Ahora bien, como surge de la investigación de Federico Engels en El origen de la familia, la propiedad privada y el Estado, libro escrito en 1884, el establecimiento de las culturas que se van cimentando en el tránsito del salvajismo hacia la barbarie y de ésta hacia la civilización, implica -entre otras cuestiones- excedentes apropiados por una minoría, la instauración de la autoridad patriarcal, la sumisión de las mujeres a la dominación masculina y el Estado como maquinaria opresiva garante de privilegios a los que detentan el poder.
La mutación desde arcaísmo a la modernidad establece jerarquías perennes y servidumbre.
En su libro “El apoyo mutuo como factor de evolución”, Pedro Kropotkin explica cómo el agruparse de modo solidario, es decir sintiéndose y pensándose como complementario de los otros, tiene un fundamento biológico que deriva en una ética cooperativa, no egoísta. Constituirse como colectivo horizontal, autogestivo, es fundamental para no perecer. Construir el nosotros pero no a partir de la oposición a un ellos, permite establecer vínculos no jerárquicos, prescindir de líderes, jefes y caudillos.
Desde el siglo XVIII el capitalismo como sistema fundado en la competencia y el lucro hizo de la desigualdad su divisa y potenció diversos mecanismos y dispositivos de disgregación social.
La globalización ha dado lugar a la emergencia del epifenómeno de las “tribus urbanas”, término que resulta paradojal de por sí. Esta denominación da cuenta de ciertos vínculos lábiles, muy flexibles, que generan ilusión de pertenencia.
En realidad, los miembros de estas tribus son sólo circunstanciales partícipes de gustos por cierta música o estilos de vestimenta muchas veces seudo transgresores ya que el sistema de la producción serial y la mercantilización los coopta, banalizándolos.
Estas estrategias son parte del vasto operativo de territorialización biopolítica funcional a la fragmentación que aísla las disidencias y aporta a lo que Guy Debord llamaba espectacularización de la sociedad, sus manifestaciones son múltiples y abarcan desde la puesta en escena pública de padecimientos íntimos intrafamiliares hasta la “tragedia del día”, divulgada por las pantallas y monitores hasta el paroxismo. También la fabricación de nuevos ídolos para adorar: políticos, “afortunados”, héroes del minuto, etc.
El deterioro de la subjetividad
En el presente, con el vértigo que impone la dinámica de la vida en las ciudades, se tiene la sensación de una aceleración del tiempo, de una carrera contra reloj permanente, de un vértigo continuo.
Como se sabe, el tiempo ha sido y sigue siendo motivo de reflexión filosófica. El tiempo circular agustiniano, las percepciones cíclicas del eterno retorno, las concepciones dialécticas idealistas y materialistas y muchas otras.

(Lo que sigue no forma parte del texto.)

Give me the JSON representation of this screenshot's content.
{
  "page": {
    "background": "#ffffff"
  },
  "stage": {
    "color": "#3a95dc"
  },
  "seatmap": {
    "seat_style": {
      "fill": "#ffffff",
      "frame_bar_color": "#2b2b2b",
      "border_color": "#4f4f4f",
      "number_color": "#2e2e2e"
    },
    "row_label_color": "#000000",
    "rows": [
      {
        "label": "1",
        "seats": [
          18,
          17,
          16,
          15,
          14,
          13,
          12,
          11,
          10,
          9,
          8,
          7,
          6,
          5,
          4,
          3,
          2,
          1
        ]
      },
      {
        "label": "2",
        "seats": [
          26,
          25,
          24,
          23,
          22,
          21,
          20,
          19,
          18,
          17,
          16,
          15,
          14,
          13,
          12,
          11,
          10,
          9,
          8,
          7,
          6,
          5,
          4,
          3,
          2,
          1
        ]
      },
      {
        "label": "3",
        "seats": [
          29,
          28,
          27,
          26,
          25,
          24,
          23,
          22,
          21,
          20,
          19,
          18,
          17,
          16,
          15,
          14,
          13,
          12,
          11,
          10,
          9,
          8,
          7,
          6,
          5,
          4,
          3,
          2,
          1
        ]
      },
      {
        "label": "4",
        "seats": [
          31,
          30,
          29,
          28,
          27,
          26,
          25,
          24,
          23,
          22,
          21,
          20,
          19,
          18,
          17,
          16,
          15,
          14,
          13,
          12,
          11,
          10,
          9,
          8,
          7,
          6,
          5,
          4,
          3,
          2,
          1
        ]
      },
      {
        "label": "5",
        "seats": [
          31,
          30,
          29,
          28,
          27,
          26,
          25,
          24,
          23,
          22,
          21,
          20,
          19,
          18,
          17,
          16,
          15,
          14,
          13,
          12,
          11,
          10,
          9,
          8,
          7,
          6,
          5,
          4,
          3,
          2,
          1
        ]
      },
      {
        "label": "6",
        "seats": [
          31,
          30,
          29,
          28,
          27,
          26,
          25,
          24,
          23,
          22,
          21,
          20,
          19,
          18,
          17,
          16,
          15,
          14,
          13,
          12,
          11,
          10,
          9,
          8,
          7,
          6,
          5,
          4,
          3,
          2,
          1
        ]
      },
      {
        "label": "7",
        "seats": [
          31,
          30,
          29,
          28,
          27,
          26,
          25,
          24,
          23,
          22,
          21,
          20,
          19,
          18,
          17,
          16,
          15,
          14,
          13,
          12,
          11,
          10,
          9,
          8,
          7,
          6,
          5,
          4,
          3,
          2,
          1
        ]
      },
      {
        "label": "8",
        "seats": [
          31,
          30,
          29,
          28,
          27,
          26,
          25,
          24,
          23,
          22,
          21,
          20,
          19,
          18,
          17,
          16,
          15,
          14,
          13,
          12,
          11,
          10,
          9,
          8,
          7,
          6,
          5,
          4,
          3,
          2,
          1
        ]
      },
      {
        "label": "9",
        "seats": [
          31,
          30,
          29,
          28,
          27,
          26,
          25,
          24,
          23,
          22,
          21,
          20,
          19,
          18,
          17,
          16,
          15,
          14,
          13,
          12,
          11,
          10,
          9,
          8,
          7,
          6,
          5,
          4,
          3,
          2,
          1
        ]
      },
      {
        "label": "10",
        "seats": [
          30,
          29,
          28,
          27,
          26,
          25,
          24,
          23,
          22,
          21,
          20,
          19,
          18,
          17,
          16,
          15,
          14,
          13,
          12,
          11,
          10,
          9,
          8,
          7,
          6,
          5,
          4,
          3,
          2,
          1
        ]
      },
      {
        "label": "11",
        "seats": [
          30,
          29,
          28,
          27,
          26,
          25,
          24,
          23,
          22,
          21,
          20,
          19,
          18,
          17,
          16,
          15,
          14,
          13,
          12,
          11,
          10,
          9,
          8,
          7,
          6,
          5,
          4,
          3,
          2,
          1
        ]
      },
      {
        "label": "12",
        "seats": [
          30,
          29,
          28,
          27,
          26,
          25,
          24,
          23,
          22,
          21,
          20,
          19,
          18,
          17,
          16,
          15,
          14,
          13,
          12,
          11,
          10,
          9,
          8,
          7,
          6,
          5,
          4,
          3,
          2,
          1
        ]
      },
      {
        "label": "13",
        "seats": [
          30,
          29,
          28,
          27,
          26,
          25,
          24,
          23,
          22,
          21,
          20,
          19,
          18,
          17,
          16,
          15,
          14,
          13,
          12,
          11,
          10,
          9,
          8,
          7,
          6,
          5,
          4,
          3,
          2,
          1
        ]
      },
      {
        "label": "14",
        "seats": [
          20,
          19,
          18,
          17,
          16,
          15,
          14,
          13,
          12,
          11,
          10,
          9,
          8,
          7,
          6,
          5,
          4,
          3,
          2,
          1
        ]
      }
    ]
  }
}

De hecho, la ubicación de relojes en las torres de las iglesias se generalizó con la consolidación del sistema del capital-mercancía.
Las mutaciones del sistema económico y social en las últimas décadas hacen mella en las acciones colectivas, tienden a disociarlas. Como afirma la psicoanalista Eva Giberti: “Ya no se trata de aquella cuota básica y conocida de represión y violencia (y sus consecuencias), sino de un nivel superior, más sofisticado, más cruel y destructivo, no sólo por su capacidad de transformar la sociedad en su base material y en su superestructura, sino además por su capacidad para producir alteraciones y consecuencias inéditas en el aparato psíquico de los integrantes de las sociedades afectadas”.
El consumismo instalado como patrón y estilo de vida genera a través de la publicidad la ilusión del “goce sin límites”, sólo para una porción “incluida”.
Con base en un egotismo exacerbado, estos mensajes potencian falsas necesidades haciendo que lo esencial se trasmute en accesorio, o bien transformando también en mercancía los espacios de reposo, con aire libre de contaminación y silencio, llenos de verde y libres asfalto (los barrios cerrados).
Como en la novela de ciencia ficción de Harry Harrison “Hagan sitio, hagan sitio”, el sistema vigente va transformando el planeta en un páramo con luces de neón, la multiplicación de los seres humanos se vivencia como una catástrofe por la injusta y desigual distribución de recursos materiales.
Existen por supuesto alternativas a este sombrío panorama, pero sólo surgirán de una labor colectiva que rompa radicalmente con los paradigmas impuestos por los mecanismos establecidos, que atacan de diversas formas la subjetividad humana.